Imponentemente está estabelecido em nossa Carta Magna no art. 133 que

“O advogado é indispensável à administração da justiça, sendo inviolável por seus atos e manifestações no exercício da profissão, nos limites da lei”.

Fazendo uma rápida reflexão sob o dispositivo citado, nos questionamos: que limites são esses?

Como o assunto em pauta é a prisão em flagrante do advogado no exercício de seu mister, somente nele que nos atentaremos para que o foco não se disperse.

Pois bem, assim sendo, quando o advogado pode sofrer uma prisão em flagrante no exercício da profissão?

Encontramos a resposta, de forma clara e cristalina, no art. 7°, §3° do Estatuto da Advocacia e a Ordem dos Advogados do Brasil – OAB (Lei Federal n° 8.906/94) que dispõe:

“Art. 7º São direitos do advogado:

§ 3º O advogado somente poderá ser preso em flagrante, por motivo de exercício da profissão, em caso de crime inafiançável, observado o disposto no inciso IV deste artigo”.

Para que possamos compreender a real aplicação do dispositivo acima, precisamos saber quais os crimes que a lei estabelece como inafiançáveis, pois somente eles e, frisa-se, unicamente eles, quando cometidos no exercício da profissão, habilitam a prisão em flagrante do advogado.

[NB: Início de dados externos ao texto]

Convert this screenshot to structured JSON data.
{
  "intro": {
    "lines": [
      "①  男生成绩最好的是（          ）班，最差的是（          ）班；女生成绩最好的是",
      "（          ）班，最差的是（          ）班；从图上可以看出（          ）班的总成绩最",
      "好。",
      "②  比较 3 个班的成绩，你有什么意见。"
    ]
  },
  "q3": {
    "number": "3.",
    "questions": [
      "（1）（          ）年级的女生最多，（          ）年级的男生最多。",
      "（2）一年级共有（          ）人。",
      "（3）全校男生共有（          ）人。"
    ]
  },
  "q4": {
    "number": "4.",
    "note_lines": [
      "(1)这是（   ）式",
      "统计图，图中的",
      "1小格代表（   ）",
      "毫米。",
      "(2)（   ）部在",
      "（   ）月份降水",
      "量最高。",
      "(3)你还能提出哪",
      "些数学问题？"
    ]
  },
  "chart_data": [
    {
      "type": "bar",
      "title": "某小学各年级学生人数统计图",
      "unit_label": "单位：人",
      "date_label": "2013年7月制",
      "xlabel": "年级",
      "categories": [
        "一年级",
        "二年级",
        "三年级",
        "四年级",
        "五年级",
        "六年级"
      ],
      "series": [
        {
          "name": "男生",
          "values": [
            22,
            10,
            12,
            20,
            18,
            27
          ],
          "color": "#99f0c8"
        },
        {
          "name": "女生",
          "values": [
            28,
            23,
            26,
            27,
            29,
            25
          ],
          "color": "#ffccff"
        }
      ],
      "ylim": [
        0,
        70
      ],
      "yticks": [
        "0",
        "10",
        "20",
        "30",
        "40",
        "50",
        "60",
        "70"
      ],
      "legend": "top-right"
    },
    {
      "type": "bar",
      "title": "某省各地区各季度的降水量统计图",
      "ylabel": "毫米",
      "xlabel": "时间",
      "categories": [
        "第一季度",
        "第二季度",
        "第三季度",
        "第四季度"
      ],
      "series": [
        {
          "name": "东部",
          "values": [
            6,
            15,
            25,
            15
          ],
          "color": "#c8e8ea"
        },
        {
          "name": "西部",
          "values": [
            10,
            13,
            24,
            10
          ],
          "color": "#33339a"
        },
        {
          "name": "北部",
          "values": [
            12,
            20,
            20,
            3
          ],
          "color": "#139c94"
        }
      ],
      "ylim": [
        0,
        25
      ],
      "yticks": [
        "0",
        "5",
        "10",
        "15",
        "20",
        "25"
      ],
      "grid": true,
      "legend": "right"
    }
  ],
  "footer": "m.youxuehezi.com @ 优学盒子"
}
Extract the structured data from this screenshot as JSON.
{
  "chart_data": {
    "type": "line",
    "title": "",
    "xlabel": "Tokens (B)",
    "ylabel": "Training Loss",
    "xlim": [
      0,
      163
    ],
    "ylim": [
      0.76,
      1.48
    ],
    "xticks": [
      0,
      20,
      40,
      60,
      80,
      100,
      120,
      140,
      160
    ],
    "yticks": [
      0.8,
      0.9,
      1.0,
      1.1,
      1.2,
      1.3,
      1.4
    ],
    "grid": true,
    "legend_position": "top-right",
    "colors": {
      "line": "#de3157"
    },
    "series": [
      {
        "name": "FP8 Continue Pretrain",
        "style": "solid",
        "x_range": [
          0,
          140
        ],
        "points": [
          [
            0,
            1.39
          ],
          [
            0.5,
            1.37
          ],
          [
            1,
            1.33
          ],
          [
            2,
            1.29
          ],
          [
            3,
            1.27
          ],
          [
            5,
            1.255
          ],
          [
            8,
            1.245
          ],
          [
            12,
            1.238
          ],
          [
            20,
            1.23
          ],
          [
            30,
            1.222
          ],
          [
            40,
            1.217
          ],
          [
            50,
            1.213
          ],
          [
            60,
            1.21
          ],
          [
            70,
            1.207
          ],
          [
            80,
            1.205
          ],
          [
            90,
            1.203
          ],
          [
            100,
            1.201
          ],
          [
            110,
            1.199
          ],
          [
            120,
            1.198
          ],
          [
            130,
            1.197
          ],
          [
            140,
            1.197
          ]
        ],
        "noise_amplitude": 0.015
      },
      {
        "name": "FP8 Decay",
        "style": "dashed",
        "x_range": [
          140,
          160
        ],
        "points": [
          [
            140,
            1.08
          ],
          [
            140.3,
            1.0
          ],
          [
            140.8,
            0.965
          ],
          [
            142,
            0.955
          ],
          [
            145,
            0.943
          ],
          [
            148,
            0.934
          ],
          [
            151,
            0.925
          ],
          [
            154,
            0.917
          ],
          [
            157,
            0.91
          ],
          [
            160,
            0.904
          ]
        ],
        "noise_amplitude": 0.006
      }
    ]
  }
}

Nossa Carta Magna de 1988 estabelece em seu art. 5°, incisos XLII, XLIII e XLIV os crimes inafiançáveis:

Art. 5° (…)

“XLII – a prática do racismo constitui crime inafiançável e imprescritível, sujeito à pena de reclusão, nos termos da lei;

 XLIII – a lei considerará crimes inafiançáveis e insuscetíveis de graça ou anistia a prática da tortura, o tráfico ilícito de entorpecentes e drogas afins, o terrorismo e os definidos como crimes hediondos, por eles respondendo os mandantes, os executores e os que, podendo evitá-los, se omitirem;

XLIV – constitui crime inafiançável e imprescritível a ação de grupos armados, civis ou militares, contra a ordem constitucional e o Estado Democrático”: (grifo nosso)

Dessa forma, o amparo constitucional é suma importância quando o advogado atua fora da zona de conforto e encontra-se diante de uma possível, por exemplo, violação de prerrogativa. Fazer valer um direito seu no exercício de sua profissão é um direito garantido por lei federal e assim deve ser respeitado.

Na prática, o que muito acontece quando o advogado faz valer suas prerrogativas de forma incisiva e segura, mostrando-se conhecedor daquilo que sustenta, logo surge algum tipo de cerceamento de atuação por parte da “autoridade” que está se debatendo a questão e, quase sempre, com a intimidação de voz de prisão, diga-se, em flagrante delito.

Para que consigamos compreender ainda mais o assunto aqui exposto, a CF/88 fala que a prisão em flagrante do advogado se dá, também, pelo cometimento de crimes tidos como hediondos (Lei. 8.072/90).

Que advogado cometerá um crime hediondo ou qualquer outro descrito como inafiançável (tortura, racismo – e não injúria racial -, terrorismo…) no exercício da profissão?

Parece-me fora da realidade imaginar um advogado cometendo alguns dos crimes inafiançáveis descritos quando exerce sua honrosa profissão.

Certo é que para toda regra existe uma exceção, porém, neste caso, enxergo uma exceção bem distante.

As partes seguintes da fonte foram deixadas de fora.